Add per-event-type topology change metrics for controller by thestreak101 · Pull Request #185 · linkedin/helix

thestreak101 · 2026-05-25T06:19:55Z

Issues

This PR is tracked by ACTIONITEM-18683 (LinkedIn-internal). It addresses the PRR-30 reviewer ask for a metric that surfaces total topology change event count and the count of events being processed by the Helix controller.

Description

Adds per-ClusterEventType ReceivedCounter / ProcessedCounter MBean attributes under ClusterStatus:eventName=TopologyChangeEvent for the five event types the rebalancer treats as topology-affecting:

IdealStateChange
InstanceConfigChange
ResourceConfigChange
LiveInstanceChange
ClusterConfigChange

The set mirrors the topology classification already used by ResourceChangeDetector.determinePropertyMapByType, so metric semantics line up with how the rebalancer itself defines a topology change.

Received is incremented in GenericHelixController.pushToEventQueues before the cluster event queue's dedup. Processed is incremented at the end of handleEvent on successful non-task pipeline runs. The gap between the two reflects coalescing under load -- the signal needed to correlate controller load with rebalance throughput.

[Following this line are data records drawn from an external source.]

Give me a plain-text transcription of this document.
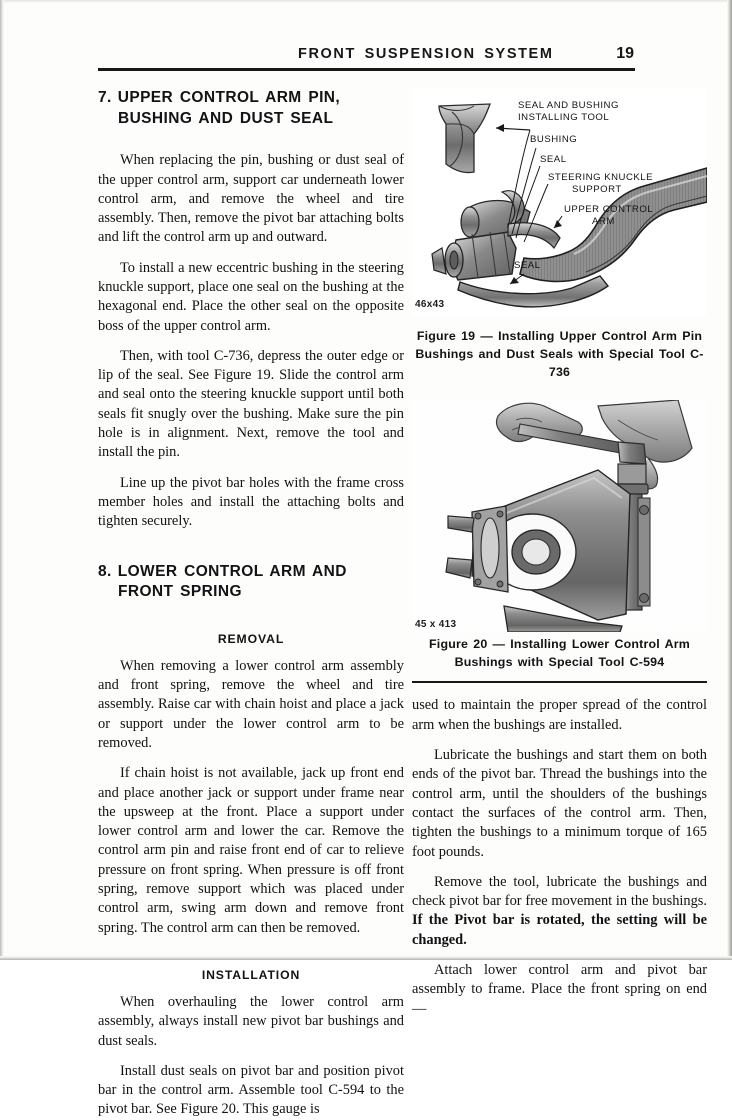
FRONT SUSPENSION SYSTEM	19
7. UPPER CONTROL ARM PIN,
BUSHING AND DUST SEAL

When replacing the pin, bushing or dust seal of the upper control arm, support car underneath lower control arm, and remove the wheel and tire assembly. Then, remove the pivot bar attaching bolts and lift the control arm up and outward.

To install a new eccentric bushing in the steering knuckle support, place one seal on the bushing at the hexagonal end. Place the other seal on the opposite boss of the upper control arm.

Then, with tool C-736, depress the outer edge or lip of the seal. See Figure 19. Slide the control arm and seal onto the steering knuckle support until both seals fit snugly over the bushing. Make sure the pin hole is in alignment. Next, remove the tool and install the pin.

Line up the pivot bar holes with the frame cross member holes and install the attaching bolts and tighten securely.

8. LOWER CONTROL ARM AND
FRONT SPRING
REMOVAL

When removing a lower control arm assembly and front spring, remove the wheel and tire assembly. Raise car with chain hoist and place a jack or support under the lower control arm to be removed.

If chain hoist is not available, jack up front end and place another jack or support under frame near the upsweep at the front. Place a support under lower control arm and lower the car. Remove the control arm pin and raise front end of car to relieve pressure on front spring. When pressure is off front spring, remove support which was placed under control arm, swing arm down and remove front spring. The control arm can then be removed.

INSTALLATION

When overhauling the lower control arm assembly, always install new pivot bar bushings and dust seals.

Install dust seals on pivot bar and position pivot bar in the control arm. Assemble tool C-594 to the pivot bar. See Figure 20. This gauge is

SEAL AND BUSHING
INSTALLING TOOL
BUSHING
SEAL
STEERING KNUCKLE
SUPPORT
UPPER CONTROL
ARM
SEAL
46x43
Figure 19 — Installing Upper Control Arm Pin
Bushings and Dust Seals with Special Tool C-736
45 x 413
Figure 20 — Installing Lower Control Arm
Bushings with Special Tool C-594

used to maintain the proper spread of the control arm when the bushings are installed.

Lubricate the bushings and start them on both ends of the pivot bar. Thread the bushings into the control arm, until the shoulders of the bushings contact the surfaces of the control arm. Then, tighten the bushings to a minimum torque of 165 foot pounds.

Remove the tool, lubricate the bushings and check pivot bar for free movement in the bushings. If the Pivot bar is rotated, the setting will be changed.

Attach lower control arm and pivot bar assembly to frame. Place the front spring on end —
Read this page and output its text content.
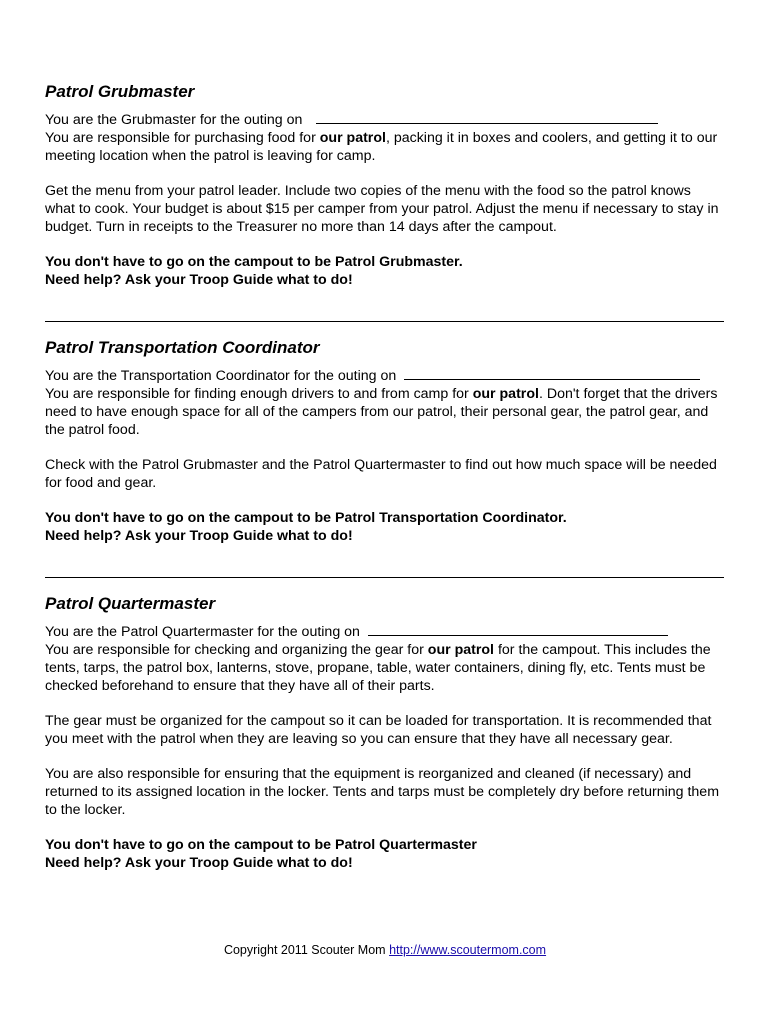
Patrol Grubmaster

You are the Grubmaster for the outing on

You are responsible for purchasing food for our patrol, packing it in boxes and coolers, and getting it to our meeting location when the patrol is leaving for camp.

Get the menu from your patrol leader. Include two copies of the menu with the food so the patrol knows what to cook. Your budget is about $15 per camper from your patrol. Adjust the menu if necessary to stay in budget. Turn in receipts to the Treasurer no more than 14 days after the campout.

You don't have to go on the campout to be Patrol Grubmaster.

Need help? Ask your Troop Guide what to do!

Patrol Transportation Coordinator

You are the Transportation Coordinator for the outing on

You are responsible for finding enough drivers to and from camp for our patrol. Don't forget that the drivers need to have enough space for all of the campers from our patrol, their personal gear, the patrol gear, and the patrol food.

Check with the Patrol Grubmaster and the Patrol Quartermaster to find out how much space will be needed for food and gear.

You don't have to go on the campout to be Patrol Transportation Coordinator.

Need help? Ask your Troop Guide what to do!

Patrol Quartermaster

You are the Patrol Quartermaster for the outing on

You are responsible for checking and organizing the gear for our patrol for the campout. This includes the tents, tarps, the patrol box, lanterns, stove, propane, table, water containers, dining fly, etc. Tents must be checked beforehand to ensure that they have all of their parts.

The gear must be organized for the campout so it can be loaded for transportation. It is recommended that you meet with the patrol when they are leaving so you can ensure that they have all necessary gear.

You are also responsible for ensuring that the equipment is reorganized and cleaned (if necessary) and returned to its assigned location in the locker. Tents and tarps must be completely dry before returning them to the locker.

You don't have to go on the campout to be Patrol Quartermaster

Need help? Ask your Troop Guide what to do!

Copyright 2011 Scouter Mom http://www.scoutermom.com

Non-topology event types (MessageChange, CurrentStateChange, etc.) are filtered at the ClusterStatusMonitor boundary so callers stay simple. All five MBeans are registered eagerly in active() so dashboards and OTel scrapers see a stable schema before the first event of a given type arrives.

MBean shape

domain : ClusterStatus
keys   : cluster=<cluster>, eventName=TopologyChangeEvent, eventType=<one of 5>
attrs  : ReceivedCounter (Long), ProcessedCounter (Long), SensorName (String)

Files changed

controller/stages/ClusterEventType.java -- adds isTopologyChange() predicate and topologyChangeEventTypes() set as the single source of truth for the filter.
monitoring/mbeans/TopologyChangeEventMonitor.java (new) -- per-event-type MBean built on the existing DynamicMBeanProvider pattern (sibling of ClusterEventMonitor).
monitoring/mbeans/ClusterStatusMonitor.java -- map of monitors, eager registration in active(), unregister in reset(), public incrementTopologyChangeEvent{Received,Processed} methods that no-op on non-topology types.
controller/GenericHelixController.java -- two hook lines (Received in pushToEventQueues, Processed at end of handleEvent).

Tests

The following tests are written for this issue:

TestTopologyChangeEventMonitor (unit, 3 tests):
- testEagerRegistrationAndCounters -- all 5 MBeans registered at active(), counters start at zero, increments route to the matching event type, non-topology types are silently dropped, MBeans unregistered on reset().
- testConstructorRejectsNonTopologyType -- monitor construction rejects non-topology ClusterEventType values.
- testTopologyChangeEventTypesCoverage -- locks the topology set in tests so future enum additions are a conscious choice.
TestTopologyChangeEventMetric (integration, 1 test): drives a real controller + ZK + 2 participants and asserts that:
- All 5 topology MBeans are registered as soon as the controller becomes leader.
- LiveInstanceChange and IdealStateChange Received/Processed counters move on cluster startup.
- IdealStateChange counters advance past baseline when a new resource is added.
- InstanceConfigChange counters advance past baseline when an instance is disabled.
- MessageChange and other non-topology types never get a topology MBean registered.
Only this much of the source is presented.